Die Vereinigten Staaten, die sich zu ihrer Außenpolitik der Eindämmung des Kommunismus verpflichtet hatten und entschlossen waren, keinen Teil Indochinas kommunistisch werden zu lassen und damit die Domino-Theorie ins Spiel zu bringen, traten mit Zweifel in die Verhandlungen ein. Sie wollte auch kein Unterzeichner eines Abkommens mit den kommunistischen Nationen sein.

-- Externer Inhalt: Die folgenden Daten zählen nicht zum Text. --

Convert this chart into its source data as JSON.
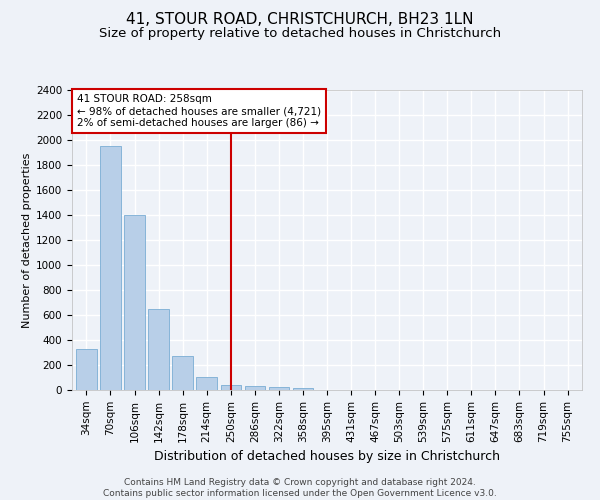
{
  "title": "41, STOUR ROAD, CHRISTCHURCH, BH23 1LN",
  "subtitle": "Size of property relative to detached houses in Christchurch",
  "xlabel": "Distribution of detached houses by size in Christchurch",
  "ylabel": "Number of detached properties",
  "categories": [
    "34sqm",
    "70sqm",
    "106sqm",
    "142sqm",
    "178sqm",
    "214sqm",
    "250sqm",
    "286sqm",
    "322sqm",
    "358sqm",
    "395sqm",
    "431sqm",
    "467sqm",
    "503sqm",
    "539sqm",
    "575sqm",
    "611sqm",
    "647sqm",
    "683sqm",
    "719sqm",
    "755sqm"
  ],
  "values": [
    325,
    1950,
    1400,
    650,
    275,
    105,
    40,
    35,
    22,
    15,
    0,
    0,
    0,
    0,
    0,
    0,
    0,
    0,
    0,
    0,
    0
  ],
  "bar_color": "#b8cfe8",
  "bar_edge_color": "#7aadd4",
  "vline_pos": 6.0,
  "vline_color": "#cc0000",
  "annotation_line1": "41 STOUR ROAD: 258sqm",
  "annotation_line2": "← 98% of detached houses are smaller (4,721)",
  "annotation_line3": "2% of semi-detached houses are larger (86) →",
  "ylim": [
    0,
    2400
  ],
  "yticks": [
    0,
    200,
    400,
    600,
    800,
    1000,
    1200,
    1400,
    1600,
    1800,
    2000,
    2200,
    2400
  ],
  "footer1": "Contains HM Land Registry data © Crown copyright and database right 2024.",
  "footer2": "Contains public sector information licensed under the Open Government Licence v3.0.",
  "bg_color": "#eef2f8",
  "grid_color": "#ffffff",
  "title_fontsize": 11,
  "subtitle_fontsize": 9.5,
  "ylabel_fontsize": 8,
  "xlabel_fontsize": 9,
  "tick_fontsize": 7.5,
  "footer_fontsize": 6.5,
  "ann_fontsize": 7.5
}
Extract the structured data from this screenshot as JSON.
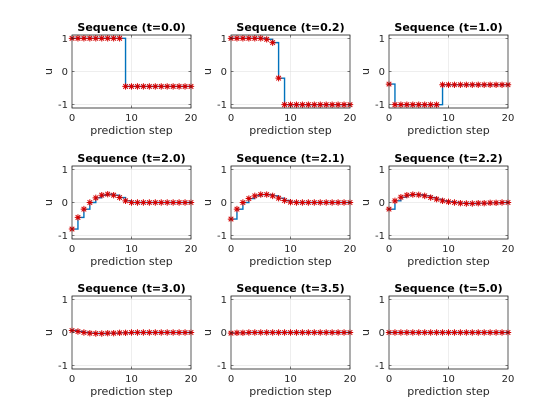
{
  "chart_data": [
    {
      "type": "line",
      "title": "Sequence (t=0.0)",
      "xlabel": "prediction step",
      "ylabel": "u",
      "xlim": [
        0,
        20
      ],
      "ylim": [
        -1.1,
        1.1
      ],
      "xticks": [
        0,
        10,
        20
      ],
      "yticks": [
        -1,
        0,
        1
      ],
      "grid": true,
      "x": [
        0,
        1,
        2,
        3,
        4,
        5,
        6,
        7,
        8,
        9,
        10,
        11,
        12,
        13,
        14,
        15,
        16,
        17,
        18,
        19,
        20
      ],
      "series": [
        {
          "values": [
            1,
            1,
            1,
            1,
            1,
            1,
            1,
            1,
            1,
            -0.45,
            -0.45,
            -0.45,
            -0.45,
            -0.45,
            -0.45,
            -0.45,
            -0.45,
            -0.45,
            -0.45,
            -0.45,
            -0.45
          ]
        }
      ]
    },
    {
      "type": "line",
      "title": "Sequence (t=0.2)",
      "xlabel": "prediction step",
      "ylabel": "u",
      "xlim": [
        0,
        20
      ],
      "ylim": [
        -1.1,
        1.1
      ],
      "xticks": [
        0,
        10,
        20
      ],
      "yticks": [
        -1,
        0,
        1
      ],
      "grid": true,
      "x": [
        0,
        1,
        2,
        3,
        4,
        5,
        6,
        7,
        8,
        9,
        10,
        11,
        12,
        13,
        14,
        15,
        16,
        17,
        18,
        19,
        20
      ],
      "series": [
        {
          "values": [
            1,
            1,
            1,
            1,
            1,
            1,
            0.97,
            0.87,
            -0.2,
            -1,
            -1,
            -1,
            -1,
            -1,
            -1,
            -1,
            -1,
            -1,
            -1,
            -1,
            -1
          ]
        }
      ]
    },
    {
      "type": "line",
      "title": "Sequence (t=1.0)",
      "xlabel": "prediction step",
      "ylabel": "u",
      "xlim": [
        0,
        20
      ],
      "ylim": [
        -1.1,
        1.1
      ],
      "xticks": [
        0,
        10,
        20
      ],
      "yticks": [
        -1,
        0,
        1
      ],
      "grid": true,
      "x": [
        0,
        1,
        2,
        3,
        4,
        5,
        6,
        7,
        8,
        9,
        10,
        11,
        12,
        13,
        14,
        15,
        16,
        17,
        18,
        19,
        20
      ],
      "series": [
        {
          "values": [
            -0.38,
            -1,
            -1,
            -1,
            -1,
            -1,
            -1,
            -1,
            -1,
            -0.4,
            -0.4,
            -0.4,
            -0.4,
            -0.4,
            -0.4,
            -0.4,
            -0.4,
            -0.4,
            -0.4,
            -0.4,
            -0.4
          ]
        }
      ]
    },
    {
      "type": "line",
      "title": "Sequence (t=2.0)",
      "xlabel": "prediction step",
      "ylabel": "u",
      "xlim": [
        0,
        20
      ],
      "ylim": [
        -1.1,
        1.1
      ],
      "xticks": [
        0,
        10,
        20
      ],
      "yticks": [
        -1,
        0,
        1
      ],
      "grid": true,
      "x": [
        0,
        1,
        2,
        3,
        4,
        5,
        6,
        7,
        8,
        9,
        10,
        11,
        12,
        13,
        14,
        15,
        16,
        17,
        18,
        19,
        20
      ],
      "series": [
        {
          "values": [
            -0.8,
            -0.45,
            -0.2,
            0,
            0.14,
            0.22,
            0.25,
            0.22,
            0.15,
            0.05,
            0,
            0,
            0,
            0,
            0,
            0,
            0,
            0,
            0,
            0,
            0
          ]
        }
      ]
    },
    {
      "type": "line",
      "title": "Sequence (t=2.1)",
      "xlabel": "prediction step",
      "ylabel": "u",
      "xlim": [
        0,
        20
      ],
      "ylim": [
        -1.1,
        1.1
      ],
      "xticks": [
        0,
        10,
        20
      ],
      "yticks": [
        -1,
        0,
        1
      ],
      "grid": true,
      "x": [
        0,
        1,
        2,
        3,
        4,
        5,
        6,
        7,
        8,
        9,
        10,
        11,
        12,
        13,
        14,
        15,
        16,
        17,
        18,
        19,
        20
      ],
      "series": [
        {
          "values": [
            -0.5,
            -0.2,
            0,
            0.12,
            0.2,
            0.24,
            0.24,
            0.2,
            0.13,
            0.06,
            0.01,
            0,
            0,
            0,
            0,
            0,
            0,
            0,
            0,
            0,
            0
          ]
        }
      ]
    },
    {
      "type": "line",
      "title": "Sequence (t=2.2)",
      "xlabel": "prediction step",
      "ylabel": "u",
      "xlim": [
        0,
        20
      ],
      "ylim": [
        -1.1,
        1.1
      ],
      "xticks": [
        0,
        10,
        20
      ],
      "yticks": [
        -1,
        0,
        1
      ],
      "grid": true,
      "x": [
        0,
        1,
        2,
        3,
        4,
        5,
        6,
        7,
        8,
        9,
        10,
        11,
        12,
        13,
        14,
        15,
        16,
        17,
        18,
        19,
        20
      ],
      "series": [
        {
          "values": [
            -0.2,
            0.05,
            0.16,
            0.22,
            0.24,
            0.23,
            0.2,
            0.15,
            0.1,
            0.05,
            0.02,
            0,
            -0.02,
            -0.03,
            -0.03,
            -0.02,
            -0.02,
            -0.01,
            -0.01,
            0,
            0
          ]
        }
      ]
    },
    {
      "type": "line",
      "title": "Sequence (t=3.0)",
      "xlabel": "prediction step",
      "ylabel": "u",
      "xlim": [
        0,
        20
      ],
      "ylim": [
        -1.1,
        1.1
      ],
      "xticks": [
        0,
        10,
        20
      ],
      "yticks": [
        -1,
        0,
        1
      ],
      "grid": true,
      "x": [
        0,
        1,
        2,
        3,
        4,
        5,
        6,
        7,
        8,
        9,
        10,
        11,
        12,
        13,
        14,
        15,
        16,
        17,
        18,
        19,
        20
      ],
      "series": [
        {
          "values": [
            0.06,
            0.03,
            0,
            -0.02,
            -0.03,
            -0.03,
            -0.02,
            -0.02,
            -0.01,
            -0.01,
            0,
            0,
            0,
            0,
            0,
            0,
            0,
            0,
            0,
            0,
            0
          ]
        }
      ]
    },
    {
      "type": "line",
      "title": "Sequence (t=3.5)",
      "xlabel": "prediction step",
      "ylabel": "u",
      "xlim": [
        0,
        20
      ],
      "ylim": [
        -1.1,
        1.1
      ],
      "xticks": [
        0,
        10,
        20
      ],
      "yticks": [
        -1,
        0,
        1
      ],
      "grid": true,
      "x": [
        0,
        1,
        2,
        3,
        4,
        5,
        6,
        7,
        8,
        9,
        10,
        11,
        12,
        13,
        14,
        15,
        16,
        17,
        18,
        19,
        20
      ],
      "series": [
        {
          "values": [
            -0.02,
            -0.01,
            -0.01,
            0,
            0,
            0,
            0,
            0,
            0,
            0,
            0,
            0,
            0,
            0,
            0,
            0,
            0,
            0,
            0,
            0,
            0
          ]
        }
      ]
    },
    {
      "type": "line",
      "title": "Sequence (t=5.0)",
      "xlabel": "prediction step",
      "ylabel": "u",
      "xlim": [
        0,
        20
      ],
      "ylim": [
        -1.1,
        1.1
      ],
      "xticks": [
        0,
        10,
        20
      ],
      "yticks": [
        -1,
        0,
        1
      ],
      "grid": true,
      "x": [
        0,
        1,
        2,
        3,
        4,
        5,
        6,
        7,
        8,
        9,
        10,
        11,
        12,
        13,
        14,
        15,
        16,
        17,
        18,
        19,
        20
      ],
      "series": [
        {
          "values": [
            0,
            0,
            0,
            0,
            0,
            0,
            0,
            0,
            0,
            0,
            0,
            0,
            0,
            0,
            0,
            0,
            0,
            0,
            0,
            0,
            0
          ]
        }
      ]
    }
  ],
  "colors": {
    "stairs_line": "#0072bd",
    "markers": "#d40000",
    "grid": "#dcdcdc",
    "axes": "#262626"
  }
}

Auch persönliche Spannungen waren weit verbreitet. US-Außenminister John Foster Dulles weigerte sich Berichten zufolge, dem chinesischen Außenminister Chou En-Lai die Hand zu geben .

 

Hauptelemente der Vereinbarung

Bis zum 20. Juli hatte das umstrittene Treffen Folgendes vereinbart:

  • Vietnam würde entlang des 17. Breitengrads (im dünnen „Hals“ des Landes) in zwei Hälften geteilt.
  • Die Vietminh würden den nördlichen Teil kontrollieren, der Staat Vietnam würde den Süden kontrollieren.
  • Am 20. Juli 1956 würden sowohl im Norden als auch im Süden Parlamentswahlen stattfinden, um zu entscheiden, welches Vietnam das ganze Land regieren würde.

Das Abkommen bedeutete, dass sich die Vietminh, die südlich des 17. Breitengrades ein bedeutendes Gebiet besetzten, nach Norden zurückziehen mussten. Trotzdem glaubten sie, dass die Wahlen von 1956 ihnen die Kontrolle über ganz Vietnam geben würden.

 

Eine echte Vereinbarung?

Jede Verwendung des Begriffs „Vereinbarung“ in Bezug auf die Genfer Abkommen muss lose erfolgen. Die USA und der Staat Vietnam haben es nie unterzeichnet. Sie räumten lediglich ein, dass eine Vereinbarung zwischen anderen Nationen getroffen worden war. Die USA bezweifelten, dass ohne die Aufsicht der Vereinten Nationen jede Wahl in Vietnam demokratisch wäre. Von Anfang an hatte es nicht die Absicht, Ngo Dinh Diem. Präsident im Süden, die Wahlen anberaumt zu lassen.

Die Genfer Abkommen haben Frankreich sicherlich aus Vietnam vertrieben. Sie haben jedoch nichts unternommen, um eine Eskalation der Zwietracht zwischen freier und kommunistischer Sphäre zu verhindern, und sie haben nur das amerikanische Engagement im Land beschleunigt.